I had a question in email this morning from someone that was basically does SQL Server use a read/write thread per LUN?

The short answer is no.

My friend Bob Dorr from CSS actually debunked this publicly way back in  2007 in the blog post SQL Server Urban Legends Discussed and also explains how some of the wording in earlier versions of Books online led to the myth that SQL Server uses one read/write thread per LUN or per data file. This myth leads people to believe that adding more data files will increase I/O performance because more threads will be used to do the writing. While it’s true that more data files can increase performance, depending on your I/O subsystem and the file/filegroup layout on that I/O subsystem, it’s nothing to do with that myth.

Any thread in SQL Server that’s processing a query can issue an asynchronous read request. When a thread makes a call into the buffer pool to get  a pointer to a data file page copy in memory, if the page isn’t already in memory then it has to issue a read and then wait for the read to complete (called a physical I/O). On the other hand, if the page already is in memory, the thread pops back out to where it came from (usually the Access Methods code) and that’s a logical I/O, with no accompanying wait. Pages can also be read in larger chunks by things like index seek/scan readahead and DBCC CHECKDB‘s readahead.

Pages can be written to disk in a variety of ways, including:

  • Through a regular checkpoint by a checkpoint background thread
  • Through lazy writing when there’s memory pressure on the buffer pool bu a lazy writer background thread
  • Through eager writing, when performing a minimally-logged operation in (guaranteeing that the full result of the operation is durable when it finishes)
  • Through database snapshot real-time maintenance, when a page is first changed after a database snapshot is created, it is synchronously written to the snapshot

There’s one exception though: backup and restore *will* use a separate reader or writer thread per device to aid in I/O parallelism, but backup and restore don’t use the buffer pool and open direct channels to the devices themselves.

Bottom line: for regular operations, the one-thread-per-file/LUN is a big myth that’s still around today.

 

6 thoughts on “The Curious Case of… does SQL Server use a read/write thread per LUN?

  1. Hi Paul,
    I understand your explanation of SQL’s I/O implementation. Where I get confused is the Windows implementation. I have a hard copy of a slide from a SQL Saturday titled “Storage Stack Simplified”. I don’t remember the presenter or the session but I often think the slide title is tongue-in-cheek if not out right sarcasm :).
    There is a lot of 6 point text in the 2 dozen or so flow-boxes and the dozen call outs. I review it from time-to-time to see if any magical insight will come to me. Alas, nothing so far.
    However, it does seem to me that this really is where the separate files on separate drives provides a significant performance advantage.
    Just one example is that when I added 2 additional disk controllers our I/O throughput increased dramatically.
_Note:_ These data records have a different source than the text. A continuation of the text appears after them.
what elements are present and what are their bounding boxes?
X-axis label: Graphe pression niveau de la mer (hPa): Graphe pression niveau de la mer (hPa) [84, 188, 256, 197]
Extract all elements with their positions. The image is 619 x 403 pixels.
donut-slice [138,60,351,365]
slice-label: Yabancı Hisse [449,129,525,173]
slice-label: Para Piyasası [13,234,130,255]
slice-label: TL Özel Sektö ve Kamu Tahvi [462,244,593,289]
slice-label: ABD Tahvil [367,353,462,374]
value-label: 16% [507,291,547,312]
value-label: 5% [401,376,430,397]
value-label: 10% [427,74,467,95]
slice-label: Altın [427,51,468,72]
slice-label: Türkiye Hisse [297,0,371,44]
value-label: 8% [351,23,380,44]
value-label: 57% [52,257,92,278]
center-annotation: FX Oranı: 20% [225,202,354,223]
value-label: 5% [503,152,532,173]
    Thanks for the background on SQL’s implementation.

    1. It makes sense that in your scenario you’ve observed the speedup. But it’s not about the number of SQL Server threads servicing requests to these different drives. You simply increased I/O bandwidth and hence the increase of throughput. It doesn’t matter if there is 1 data file or 10 data files on each of these drives. Forgetting GAM, SGAM, PFS page contention for a moment, there’s no advantage of 10 files vs one. There won’t be 10 dedicated threads to handle them, and even if they were, they would not increase I/O performance at all. That’s what I understand from Paul’s description and what intuition tells me as well. We increase number of files to battle contention on internal data file structures.

    1. For the benefits of parallelism at the I/O subsystem level – YMMV – and multiple filegroups for availability, manageability, and performance, in that order of importance IMHO.

  2. Respected Sir,

    Do Backup/Restore command always follow sp_configure max degree of parallelism or these backup/restore parallelism is decided by no of data files and backup files.
    Please shed light !

    1. MAXDOP is only for query processing. Backup/restore parallelism is determined by the number of distinct drives that SQL Server can deduce from the data files and backup files.